In 1966–7 Harald Reinl (1908–86), a prominent and versatile representative of what came to be regarded by the young lions of New German Cinema as ‘Opas Kino’ (‘Grandad’s Cinema’), directed a colour remake of Lang’s films, with the hammer-thrower Uwe Beyer playing Siegfried and Herbert Lom taking the part of Etzel. It would be a kindness to describe Reinl’s film as mediocre, but worse was yet to come. The end of the 1960s and the early 1970s witnessed the nadir in the history of German film. The majority of cinemas turned themselves into Bahnhofskinos, ‘station cinemas’, showing an unvaried diet of soft-or hard-core pornographic films. Thus it came about that in 1971 Adrian Hoven directed an ill-conceived remake of the first Lang film, shown as part of a double bill: Ich eine Groupie prefacing Siegfried und das sagenhafte Liebesleben der Nibelungen (Siegfried and the Legendary Love-life of the Nibelungs). Hoven’s film follows the plot very loosely; it incorporates more bathing scenes than were the norm in the Middle Ages, with Kriemhilt and her maidens in various stages of undress, and engaging in lesbian activities. The film ends with Siegfried’s death being averted, which at least had the advantage of precluding a sequel.
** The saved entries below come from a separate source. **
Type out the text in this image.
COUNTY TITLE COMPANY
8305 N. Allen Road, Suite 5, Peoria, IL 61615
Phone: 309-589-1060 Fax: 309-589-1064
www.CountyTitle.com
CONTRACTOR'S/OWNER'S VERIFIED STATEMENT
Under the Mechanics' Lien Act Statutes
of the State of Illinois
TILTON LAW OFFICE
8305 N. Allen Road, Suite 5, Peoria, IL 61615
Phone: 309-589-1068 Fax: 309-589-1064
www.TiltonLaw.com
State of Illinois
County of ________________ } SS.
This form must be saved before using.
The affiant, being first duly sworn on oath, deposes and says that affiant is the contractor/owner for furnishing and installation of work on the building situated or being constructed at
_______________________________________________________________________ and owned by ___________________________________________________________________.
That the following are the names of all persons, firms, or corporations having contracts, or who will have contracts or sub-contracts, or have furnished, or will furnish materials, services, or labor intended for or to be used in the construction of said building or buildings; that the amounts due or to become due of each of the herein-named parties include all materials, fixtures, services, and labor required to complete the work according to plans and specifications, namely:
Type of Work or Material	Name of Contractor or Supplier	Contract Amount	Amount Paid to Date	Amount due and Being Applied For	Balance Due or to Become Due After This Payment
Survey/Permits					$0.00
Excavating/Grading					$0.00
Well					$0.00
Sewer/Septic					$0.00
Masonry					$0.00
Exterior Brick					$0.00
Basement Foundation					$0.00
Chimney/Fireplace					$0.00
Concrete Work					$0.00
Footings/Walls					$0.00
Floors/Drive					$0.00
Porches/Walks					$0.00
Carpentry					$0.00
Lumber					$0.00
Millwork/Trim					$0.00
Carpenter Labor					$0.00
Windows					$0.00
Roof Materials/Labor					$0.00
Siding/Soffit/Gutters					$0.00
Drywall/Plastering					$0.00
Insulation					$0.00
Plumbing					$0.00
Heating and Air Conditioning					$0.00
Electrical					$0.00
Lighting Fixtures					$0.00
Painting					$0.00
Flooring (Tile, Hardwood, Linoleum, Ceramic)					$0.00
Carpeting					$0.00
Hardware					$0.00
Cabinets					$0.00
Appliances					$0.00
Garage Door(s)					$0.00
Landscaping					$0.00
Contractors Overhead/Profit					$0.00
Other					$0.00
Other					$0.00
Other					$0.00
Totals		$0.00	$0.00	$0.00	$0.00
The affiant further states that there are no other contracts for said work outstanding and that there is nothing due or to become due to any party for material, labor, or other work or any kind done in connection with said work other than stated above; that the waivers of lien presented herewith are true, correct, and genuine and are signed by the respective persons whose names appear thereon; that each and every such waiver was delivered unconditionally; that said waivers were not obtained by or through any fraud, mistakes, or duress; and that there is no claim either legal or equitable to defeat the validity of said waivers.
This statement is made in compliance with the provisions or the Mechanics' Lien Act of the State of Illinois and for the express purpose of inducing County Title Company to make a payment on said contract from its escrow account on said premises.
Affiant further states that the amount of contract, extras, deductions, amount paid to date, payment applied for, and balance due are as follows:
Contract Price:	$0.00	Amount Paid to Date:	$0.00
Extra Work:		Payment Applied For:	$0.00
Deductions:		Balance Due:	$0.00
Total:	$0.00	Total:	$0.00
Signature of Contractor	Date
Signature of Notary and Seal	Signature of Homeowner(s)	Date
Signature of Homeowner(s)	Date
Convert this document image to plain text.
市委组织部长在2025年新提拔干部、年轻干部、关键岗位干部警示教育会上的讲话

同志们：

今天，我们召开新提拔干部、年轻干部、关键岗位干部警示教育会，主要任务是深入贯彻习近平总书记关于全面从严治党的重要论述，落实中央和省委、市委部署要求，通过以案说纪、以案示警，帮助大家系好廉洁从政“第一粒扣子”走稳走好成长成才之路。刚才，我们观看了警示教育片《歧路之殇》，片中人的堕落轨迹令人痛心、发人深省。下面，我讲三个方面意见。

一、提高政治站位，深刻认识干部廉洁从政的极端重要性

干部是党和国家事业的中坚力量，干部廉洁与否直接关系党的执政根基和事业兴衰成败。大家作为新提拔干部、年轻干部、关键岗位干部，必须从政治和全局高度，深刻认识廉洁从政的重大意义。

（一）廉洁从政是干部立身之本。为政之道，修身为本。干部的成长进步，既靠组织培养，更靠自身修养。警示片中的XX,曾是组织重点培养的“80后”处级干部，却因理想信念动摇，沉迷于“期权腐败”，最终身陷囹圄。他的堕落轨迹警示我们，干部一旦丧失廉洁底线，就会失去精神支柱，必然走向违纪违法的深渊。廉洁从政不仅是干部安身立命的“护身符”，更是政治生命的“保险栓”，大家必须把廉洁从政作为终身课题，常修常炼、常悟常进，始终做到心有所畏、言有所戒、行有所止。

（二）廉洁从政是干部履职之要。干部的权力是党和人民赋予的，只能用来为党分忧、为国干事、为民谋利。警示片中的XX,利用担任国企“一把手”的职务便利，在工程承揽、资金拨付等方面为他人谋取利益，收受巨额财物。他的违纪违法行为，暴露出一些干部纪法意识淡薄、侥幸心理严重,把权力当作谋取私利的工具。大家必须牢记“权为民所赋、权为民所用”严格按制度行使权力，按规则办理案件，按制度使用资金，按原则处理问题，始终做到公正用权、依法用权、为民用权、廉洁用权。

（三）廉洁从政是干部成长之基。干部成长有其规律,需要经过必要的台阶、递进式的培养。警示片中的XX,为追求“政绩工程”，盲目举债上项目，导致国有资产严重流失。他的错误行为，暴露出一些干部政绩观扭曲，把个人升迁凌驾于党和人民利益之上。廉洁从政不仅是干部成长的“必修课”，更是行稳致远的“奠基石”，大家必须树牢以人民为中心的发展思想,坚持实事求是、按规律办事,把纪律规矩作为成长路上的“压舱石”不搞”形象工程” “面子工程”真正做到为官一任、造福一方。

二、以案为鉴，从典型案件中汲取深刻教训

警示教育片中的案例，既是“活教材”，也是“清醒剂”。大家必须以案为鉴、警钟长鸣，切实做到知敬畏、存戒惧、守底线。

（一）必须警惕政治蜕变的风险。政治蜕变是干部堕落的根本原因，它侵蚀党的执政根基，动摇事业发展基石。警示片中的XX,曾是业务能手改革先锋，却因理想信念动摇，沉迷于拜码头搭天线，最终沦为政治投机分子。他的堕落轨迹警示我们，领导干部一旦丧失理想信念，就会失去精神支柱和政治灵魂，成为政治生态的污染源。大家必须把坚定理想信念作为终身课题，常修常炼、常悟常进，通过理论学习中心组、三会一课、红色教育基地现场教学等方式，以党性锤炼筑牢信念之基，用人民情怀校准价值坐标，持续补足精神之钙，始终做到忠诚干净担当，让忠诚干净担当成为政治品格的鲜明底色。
The new millennium has seen the filming of the saga enter a new genre, with the fantasy film directed by Uli Edel (2004), like Reinl’s film an international co-production. Max von Sydow, who played the lead in the greatest film with a medieval subject, Ingmar Bergman’s The Seventh Seal (1957), plays Eyvind the smith, Siegfried’s foster-father—not a figure familiar from the saga. A sample of the dialogue will suffice to convey the film’s banality. Brunhilde has initiated Siegfried into love, and invites him to Iceland:
SIEGFRIED: How will I find you in Iceland? There must be lots of Brunhildes there.
BRUNHILDE: Yes, but only one who is Queen of Iceland.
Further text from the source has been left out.